Mages are garbage in this game. I do not think this is necessarily an issue with the dual armor system but rather encounter/enemy/skill design.
1. Magical damage is for the most part AOE damage. However, the game hugely favours single target damage due to the round robin Initiative system and encounter design. Unless you know the encounter beforehand and go through the trouble of setting up, the starting position is that your party is clumped together and gets AOE'd down while the enemies are all seated in four different corners.
2. Leaving aside the fact that enemies spawn in different locations, targeting a particular enemy down is really hard. Your best single target spells are usually also your best AOE spells. A Fireball on four enemies can be awesome, but a Fireball on a single enemy is usually underwhelming. So, for example, let's say that a physical damage party of 4 against an enemy party of 4 kills one enemy per turn. Meanwhile, the magic damage party will kill all four enemies on turn 4 but will suffer heavy losses while doing so.
3. Magic AOE deals damage to friendlies while physical AOE does not. Fireball deals damage to your party but Whirlwind does not.
4. Mages have severely reduced mobility by contrast to physical damage dealers. Physical damage skill trees have a ton of mobility skills, e.g. Phoenix Strike, Cloak & Dagger, Backlash, Blitz Attack, Battering Ram, Tactical Retreat, etc. Mages do not have these. So the usual outcome is that the enemies teleport on top of the mages and the only option for the mages is to AOE themselves down while boosting magic armour (whereas for a melee character having enemies teleport on top of him is a blessing). This ties in with #3 - by damaging enemies you are damaging yourself and your party. As if this was not bad enough, almost every melee enemy in the game has Attack of Opportunity, meaning that there is really no point in trying to reposition as you will be taking extra damage.
5. Magical armour tends to be a lot higher than physical armour. You are facing reduced single target potential with increased magical armour.
6. Resistances. Physical there be none. Every other enemy in the game has some kind of a magical resist. Most importantly bosses. You take an encounter that is meant to be challenging and then add another layer of difficulty to it by ensuring that you only deal 30% of your damage to the enemies. The way that the game works is that you tend to specialise in 2 skill schools - let's say Pyromancy and Geomancy. But then you present an enemy that either has ridiculously high resistances to both schools or make you heal him outright. This makes your party member an outright liability in a fight, or at best a meat shield.
7. Cooldowns. Ties in with 6. Your elemental nuke deals as much damage as an autoattack by a physical DPS. Except that you cannot use it for another 3 turns while they use theirs 3 times per turn. So your mage is sitting with their pants down for all of these rounds - hopefully not attacking lest the damage type from one of the wands / staff heal the enemy.
Most importantly - how to fix this?
1. Meld physical and magical armour into one. No CC until you blow through the armour but there is only one type to get through. Make the armour threshold high and HP threshold lower.

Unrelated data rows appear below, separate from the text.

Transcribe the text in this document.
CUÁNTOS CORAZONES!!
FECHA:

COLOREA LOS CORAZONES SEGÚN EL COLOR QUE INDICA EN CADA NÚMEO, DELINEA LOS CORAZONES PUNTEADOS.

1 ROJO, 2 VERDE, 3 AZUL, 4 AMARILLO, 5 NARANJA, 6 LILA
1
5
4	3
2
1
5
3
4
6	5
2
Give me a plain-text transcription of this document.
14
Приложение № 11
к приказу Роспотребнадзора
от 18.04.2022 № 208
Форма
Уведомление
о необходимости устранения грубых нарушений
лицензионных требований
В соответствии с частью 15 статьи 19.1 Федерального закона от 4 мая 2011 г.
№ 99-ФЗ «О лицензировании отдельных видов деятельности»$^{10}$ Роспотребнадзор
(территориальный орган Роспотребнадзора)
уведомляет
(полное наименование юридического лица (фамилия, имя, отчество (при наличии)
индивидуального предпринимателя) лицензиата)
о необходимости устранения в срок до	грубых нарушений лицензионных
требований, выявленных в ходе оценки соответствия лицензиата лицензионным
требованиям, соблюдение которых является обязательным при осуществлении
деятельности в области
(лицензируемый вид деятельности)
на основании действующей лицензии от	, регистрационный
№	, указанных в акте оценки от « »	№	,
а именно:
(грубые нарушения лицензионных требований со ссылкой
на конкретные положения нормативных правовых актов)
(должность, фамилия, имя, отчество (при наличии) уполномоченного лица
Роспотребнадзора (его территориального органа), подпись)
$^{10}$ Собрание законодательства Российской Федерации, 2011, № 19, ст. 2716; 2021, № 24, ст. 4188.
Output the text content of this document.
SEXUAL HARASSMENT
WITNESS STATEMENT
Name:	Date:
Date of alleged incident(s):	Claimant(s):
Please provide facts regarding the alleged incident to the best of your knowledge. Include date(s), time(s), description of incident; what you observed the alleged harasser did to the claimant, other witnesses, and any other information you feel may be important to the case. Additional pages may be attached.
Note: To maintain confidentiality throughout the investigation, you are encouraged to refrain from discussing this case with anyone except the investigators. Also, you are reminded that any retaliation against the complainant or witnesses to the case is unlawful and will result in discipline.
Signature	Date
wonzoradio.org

2. Remove Attack of Opportunity from most enemies. This is crushing for casters but irrelevant for melee/rangers because of their movement abilities.
3. Remove resistances. The concept that certain characters/builds should be outright locked out/be detrimental in a fight because of their build type is silly. Find another use for runes.
4. Nerf physical. Nerfing is never a pleasant process, but this damage type is far too strong. Killing the final boss in one round is unlikely to be desirable.